Tango Sur Dance School practices COVID safe policies.

THE SUTHERLAND SHIRE – WOLLONGONG:  FRIENDLY PLACES TO TANGO

The survival of tango through challenging times

A little bit of history

If tango were personified it would be a fighter and a survivor.

Tango survived the great depression of 1929 and restrictions imposed at the start of the 1930s. It wasn’t until the government of Juan Peron that tango became fashionable again, only to suffer yet again during the 1950s after a series of dictatorships banned public gatherings and Rock & Roll emerged in the USA and Europe.

In the 80s and early 90s it started to re-surface again thanks to the opening in Paris and Broadway of the show Tango Argentino, and by Miguel Angel Zotto and Milena Plebs who captivated the world with their shows.

Finally, on the 31st of August 2009, UNESCO approved a joint proposal by Argentina and Uruguay to include the tango in the UNESCO Intangible Cultural Heritage Lists. Since then it has been growing and spreading around the world and it’s enjoyed by people of all ages.

The impact of social distancing on tango

When COVID-19 spread from city to city and exploded across the globe, everyone was affected, including all those people who work in the tango industry and who enjoy social dancing on a regular basis.

To know tango is to understand how it can slowly and quietly seep into your bloodstream, through your veins and into your heart, it can become not only an obsession and a passion but also an addiction, and for many it’s a form of therapy – with well documented social, physical and emotional benefits.

In March 2020 tough decisions needed to be made by schools, organisers and social dancers before the government of Australia stepped in and made the decisions for us. Isolation. Social distancing. Closure of clubs. Confinement. Quarantine. Pandemic. No public or private gatherings. Hundreds of thousands of deaths across the globe. Words and concepts difficult to fathom.

Keeping tango alive

They say that necessity is the mother of invention and that is precisely where creativity stepped in to keep tango alive in our homes and in our hearts during these challenging times.

From local and international virtual milongas, festivals and classes; online webinars by prominent DJs and historians; Zoom performances by solo musicians, singers, and well-known tango orchestras; and even a 48-hour round-the-world milonga broadcast live over the radio which made news headlines around Europe and South America.

The time gifted to us by the lock-down measures meant we suddenly had the time to practice, listen to music, read, dust off our records, watch documentaries and old films on YouTube, and discover even more.

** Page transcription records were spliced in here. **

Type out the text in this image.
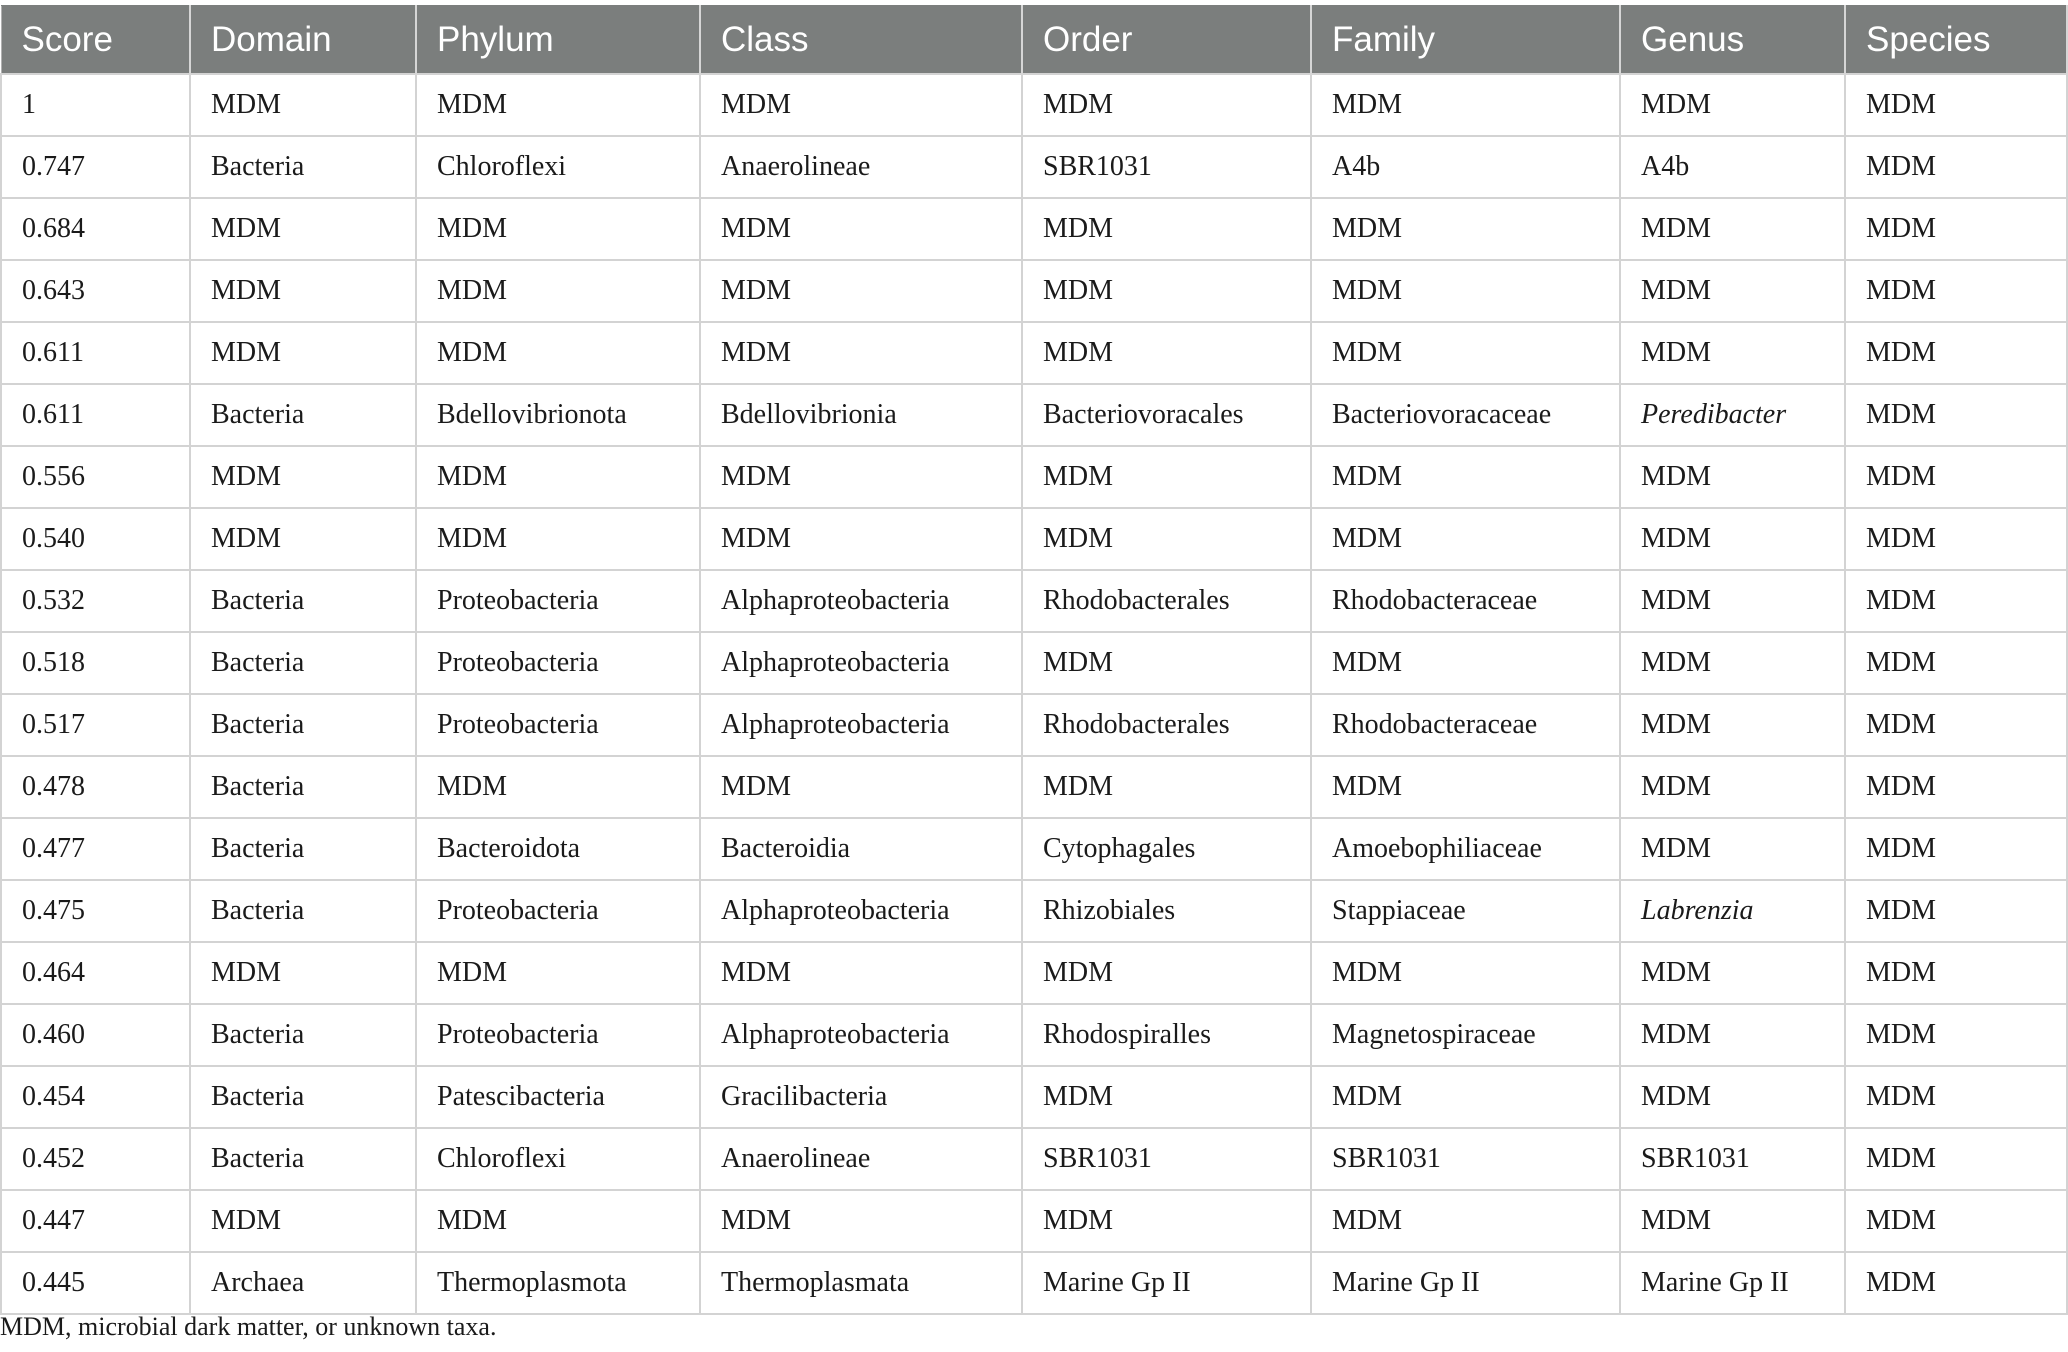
Score	Domain	Phylum	Class	Order	Family	Genus	Species
1	MDM	MDM	MDM	MDM	MDM	MDM	MDM
0.747	Bacteria	Chloroflexi	Anaerolineae	SBR1031	A4b	A4b	MDM
0.684	MDM	MDM	MDM	MDM	MDM	MDM	MDM
0.643	MDM	MDM	MDM	MDM	MDM	MDM	MDM
0.611	MDM	MDM	MDM	MDM	MDM	MDM	MDM
0.611	Bacteria	Bdellovibrionota	Bdellovibrionia	Bacteriovoracales	Bacteriovoracaceae	Peredibacter	MDM
0.556	MDM	MDM	MDM	MDM	MDM	MDM	MDM
0.540	MDM	MDM	MDM	MDM	MDM	MDM	MDM
0.532	Bacteria	Proteobacteria	Alphaproteobacteria	Rhodobacterales	Rhodobacteraceae	MDM	MDM
0.518	Bacteria	Proteobacteria	Alphaproteobacteria	MDM	MDM	MDM	MDM
0.517	Bacteria	Proteobacteria	Alphaproteobacteria	Rhodobacterales	Rhodobacteraceae	MDM	MDM
0.478	Bacteria	MDM	MDM	MDM	MDM	MDM	MDM
0.477	Bacteria	Bacteroidota	Bacteroidia	Cytophagales	Amoebophiliaceae	MDM	MDM
0.475	Bacteria	Proteobacteria	Alphaproteobacteria	Rhizobiales	Stappiaceae	Labrenzia	MDM
0.464	MDM	MDM	MDM	MDM	MDM	MDM	MDM
0.460	Bacteria	Proteobacteria	Alphaproteobacteria	Rhodospiralles	Magnetospiraceae	MDM	MDM
0.454	Bacteria	Patescibacteria	Gracilibacteria	MDM	MDM	MDM	MDM
0.452	Bacteria	Chloroflexi	Anaerolineae	SBR1031	SBR1031	SBR1031	MDM
0.447	MDM	MDM	MDM	MDM	MDM	MDM	MDM
0.445	Archaea	Thermoplasmota	Thermoplasmata	Marine Gp II	Marine Gp II	Marine Gp II	MDM
MDM, microbial dark matter, or unknown taxa.
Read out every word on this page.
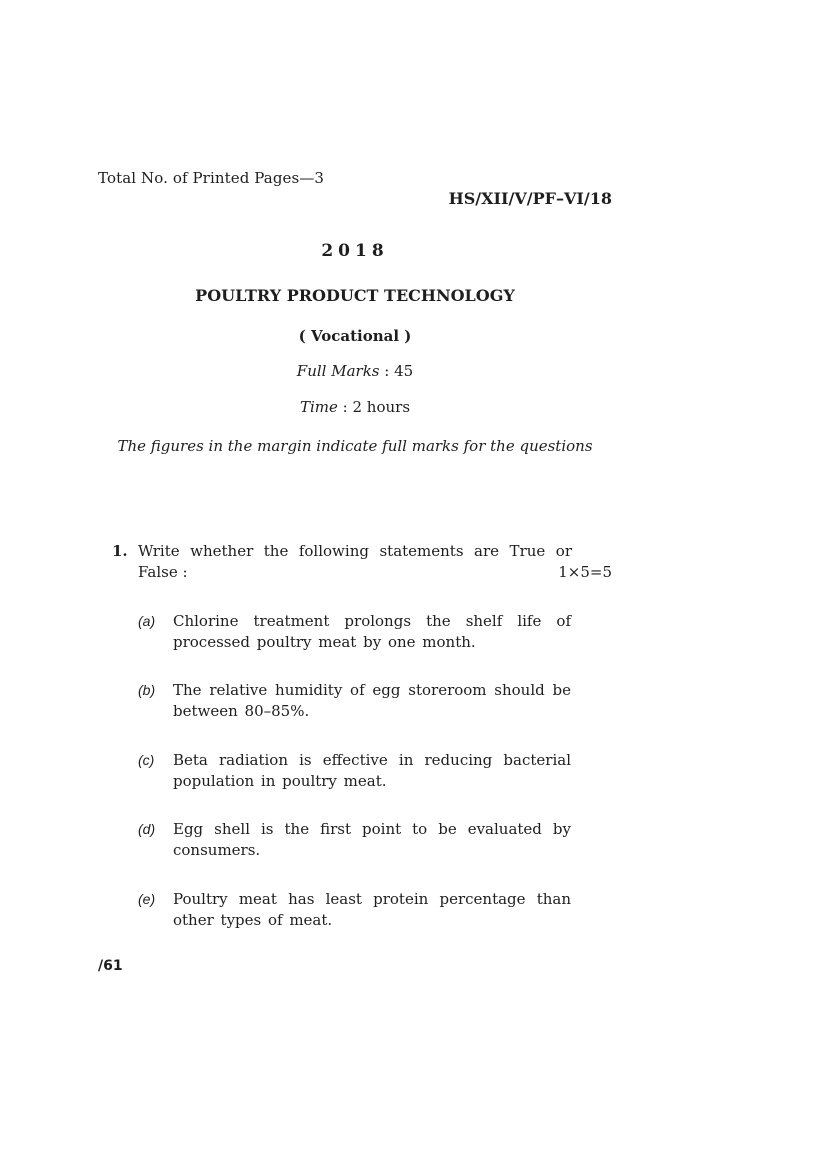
Total No. of Printed Pages—3
HS/XII/V/PF–VI/18
2018
POULTRY PRODUCT TECHNOLOGY
( Vocational )
Full Marks : 45
Time : 2 hours
The figures in the margin indicate full marks for the questions
1. Write whether the following statements are True or
False :	1×5=5
(a) Chlorine treatment prolongs the shelf life of
processed poultry meat by one month.
(b) The relative humidity of egg storeroom should be
between 80–85%.
(c) Beta radiation is effective in reducing bacterial
population in poultry meat.
(d) Egg shell is the first point to be evaluated by
consumers.
(e) Poultry meat has least protein percentage than
other types of meat.
/61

It’s times like these that I remind myself that when it comes to tango ‘Solo se que no se nada’, in other words ‘I know that I know nothing’.

Of-course those most affected are dancers and teachers, but there is a whole other group of tango lovers who do not dance, they simply enjoy listening to tango music, many are collectors, for them it would be business as usual in their homes.

The big question remains, when will we be able to dance again at a milonga? In Argentina and Uruguay many believe it won’t be until 2021; as for Australia, I only hope that it’s very soon.

Until then we’ll continue dancing in our living rooms, in our minds and in our hearts.